Despite the initial slow uptake, the tours did seem to be quite successful. I think there was a little something to suit everyone’s interests. Certainly, from my own perspective, both leading the tours and carrying out the research beforehand were immensely pleasurable (which is, after all, why I do this sort of thing!). Visitors for the most part had either come from the Gallery exhibition, ‘The Kangaroo and the Moose’, or were going to see it afterwards; so, I am particularly pleased that my tours were able to supplement the exhibition. Now that Stubbs’s Konguoro has (sadly for us here) moved on from the Hunterian to the Horniman, I do hope at least that we can continue the Australian animals tours, which I think can still work well, even if their inspiration has left us to inspire others. So, next time you are in Glasgow, I beg you to drop by; I would relish another opportunity to show off part of our wonderful zoology collection.
Comments
One response to “Australian Animals at The Hunterian”

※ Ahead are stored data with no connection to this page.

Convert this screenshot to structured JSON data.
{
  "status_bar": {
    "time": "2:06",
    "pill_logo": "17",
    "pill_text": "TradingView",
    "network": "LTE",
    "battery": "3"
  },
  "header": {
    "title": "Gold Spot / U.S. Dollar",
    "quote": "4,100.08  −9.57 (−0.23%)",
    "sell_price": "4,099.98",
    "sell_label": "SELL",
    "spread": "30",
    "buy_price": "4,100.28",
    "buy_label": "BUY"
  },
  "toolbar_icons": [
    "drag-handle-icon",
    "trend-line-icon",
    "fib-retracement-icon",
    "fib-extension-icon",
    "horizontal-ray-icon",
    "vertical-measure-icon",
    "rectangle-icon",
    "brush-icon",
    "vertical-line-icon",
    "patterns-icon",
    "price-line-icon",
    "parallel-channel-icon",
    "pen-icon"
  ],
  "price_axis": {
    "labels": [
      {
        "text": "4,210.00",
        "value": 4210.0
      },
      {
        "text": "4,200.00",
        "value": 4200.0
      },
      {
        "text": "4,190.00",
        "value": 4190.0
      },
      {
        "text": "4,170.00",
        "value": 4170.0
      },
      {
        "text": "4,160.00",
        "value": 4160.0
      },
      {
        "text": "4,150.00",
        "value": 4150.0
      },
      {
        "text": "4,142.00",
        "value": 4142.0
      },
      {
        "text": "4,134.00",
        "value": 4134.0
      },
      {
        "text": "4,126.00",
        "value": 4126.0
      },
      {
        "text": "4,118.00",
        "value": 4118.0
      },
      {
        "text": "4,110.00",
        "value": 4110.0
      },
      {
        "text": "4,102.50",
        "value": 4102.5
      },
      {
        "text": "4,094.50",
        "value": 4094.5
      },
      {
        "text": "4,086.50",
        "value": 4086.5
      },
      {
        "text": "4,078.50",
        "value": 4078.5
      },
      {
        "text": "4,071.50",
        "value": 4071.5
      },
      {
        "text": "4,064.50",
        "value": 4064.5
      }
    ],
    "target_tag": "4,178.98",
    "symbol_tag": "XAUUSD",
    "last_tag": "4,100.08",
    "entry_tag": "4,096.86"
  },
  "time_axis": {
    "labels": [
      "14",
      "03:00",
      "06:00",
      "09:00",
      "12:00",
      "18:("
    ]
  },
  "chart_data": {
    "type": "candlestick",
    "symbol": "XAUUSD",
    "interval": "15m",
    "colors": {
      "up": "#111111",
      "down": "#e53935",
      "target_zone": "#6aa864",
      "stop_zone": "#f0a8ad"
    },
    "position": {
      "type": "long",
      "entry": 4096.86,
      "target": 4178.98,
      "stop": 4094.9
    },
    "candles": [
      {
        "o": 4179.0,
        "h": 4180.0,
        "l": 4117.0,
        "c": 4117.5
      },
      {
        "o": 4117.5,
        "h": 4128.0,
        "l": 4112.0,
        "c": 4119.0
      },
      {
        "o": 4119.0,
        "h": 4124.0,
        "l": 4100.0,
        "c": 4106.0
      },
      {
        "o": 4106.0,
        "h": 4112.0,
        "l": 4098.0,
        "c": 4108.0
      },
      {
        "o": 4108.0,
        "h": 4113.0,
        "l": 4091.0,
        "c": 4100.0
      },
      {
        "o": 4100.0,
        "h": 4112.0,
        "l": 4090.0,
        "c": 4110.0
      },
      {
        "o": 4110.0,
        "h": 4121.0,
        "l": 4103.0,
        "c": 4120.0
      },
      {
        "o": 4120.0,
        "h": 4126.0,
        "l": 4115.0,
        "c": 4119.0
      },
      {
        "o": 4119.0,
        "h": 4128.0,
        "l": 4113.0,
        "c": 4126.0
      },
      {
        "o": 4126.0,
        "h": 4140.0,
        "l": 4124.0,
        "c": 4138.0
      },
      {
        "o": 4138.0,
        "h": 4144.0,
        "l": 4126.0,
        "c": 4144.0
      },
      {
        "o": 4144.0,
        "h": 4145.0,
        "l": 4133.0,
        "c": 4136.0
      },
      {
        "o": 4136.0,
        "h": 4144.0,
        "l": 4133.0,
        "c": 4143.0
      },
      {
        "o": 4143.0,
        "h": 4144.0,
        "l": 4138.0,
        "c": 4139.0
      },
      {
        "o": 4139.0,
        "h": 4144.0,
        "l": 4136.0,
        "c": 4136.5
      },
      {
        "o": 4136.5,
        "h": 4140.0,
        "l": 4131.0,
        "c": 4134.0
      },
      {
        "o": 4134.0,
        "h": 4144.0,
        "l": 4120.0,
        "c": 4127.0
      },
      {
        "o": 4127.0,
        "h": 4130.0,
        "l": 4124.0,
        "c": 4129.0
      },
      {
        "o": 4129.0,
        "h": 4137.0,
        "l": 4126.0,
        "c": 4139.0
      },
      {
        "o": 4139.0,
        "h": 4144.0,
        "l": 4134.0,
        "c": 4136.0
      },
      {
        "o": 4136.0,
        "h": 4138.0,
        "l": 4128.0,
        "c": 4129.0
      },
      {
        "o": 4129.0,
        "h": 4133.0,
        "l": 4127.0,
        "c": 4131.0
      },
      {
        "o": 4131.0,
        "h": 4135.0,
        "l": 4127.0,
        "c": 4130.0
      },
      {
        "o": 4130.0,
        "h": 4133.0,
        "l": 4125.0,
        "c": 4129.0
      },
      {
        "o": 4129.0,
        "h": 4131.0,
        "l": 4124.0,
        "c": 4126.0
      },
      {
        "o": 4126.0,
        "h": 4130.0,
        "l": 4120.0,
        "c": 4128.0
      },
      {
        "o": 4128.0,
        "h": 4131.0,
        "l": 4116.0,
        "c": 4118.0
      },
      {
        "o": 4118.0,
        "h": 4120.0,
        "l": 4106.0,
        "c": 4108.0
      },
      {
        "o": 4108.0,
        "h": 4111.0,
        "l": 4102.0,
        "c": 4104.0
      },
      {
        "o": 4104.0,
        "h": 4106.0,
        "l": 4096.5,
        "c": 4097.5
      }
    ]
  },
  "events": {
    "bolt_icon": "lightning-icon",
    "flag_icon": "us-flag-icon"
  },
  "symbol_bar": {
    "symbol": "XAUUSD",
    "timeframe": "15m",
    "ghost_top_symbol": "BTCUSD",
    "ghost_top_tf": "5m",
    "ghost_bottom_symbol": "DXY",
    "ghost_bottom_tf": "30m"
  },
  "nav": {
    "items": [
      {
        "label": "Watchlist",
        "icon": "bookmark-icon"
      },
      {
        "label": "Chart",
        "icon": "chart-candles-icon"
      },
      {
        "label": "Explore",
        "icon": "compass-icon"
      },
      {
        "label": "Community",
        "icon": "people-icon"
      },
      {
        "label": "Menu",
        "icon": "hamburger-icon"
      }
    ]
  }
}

Great to read about the experiences of one of our Travellers’ Tails volunteers. As the Student Engagement Officer at The Hunterian, I’m delighted that this student-led initiative has had the multi-layer outcome of of adding to the breadth of Peter’s extra-curricular public engagement experience, enhanced the visitor experience and raised the profile of both the Kangaroo and Moose Exhibition and our own Zoology museum.
What’s more – I thoroughly enjoyed the tour myself!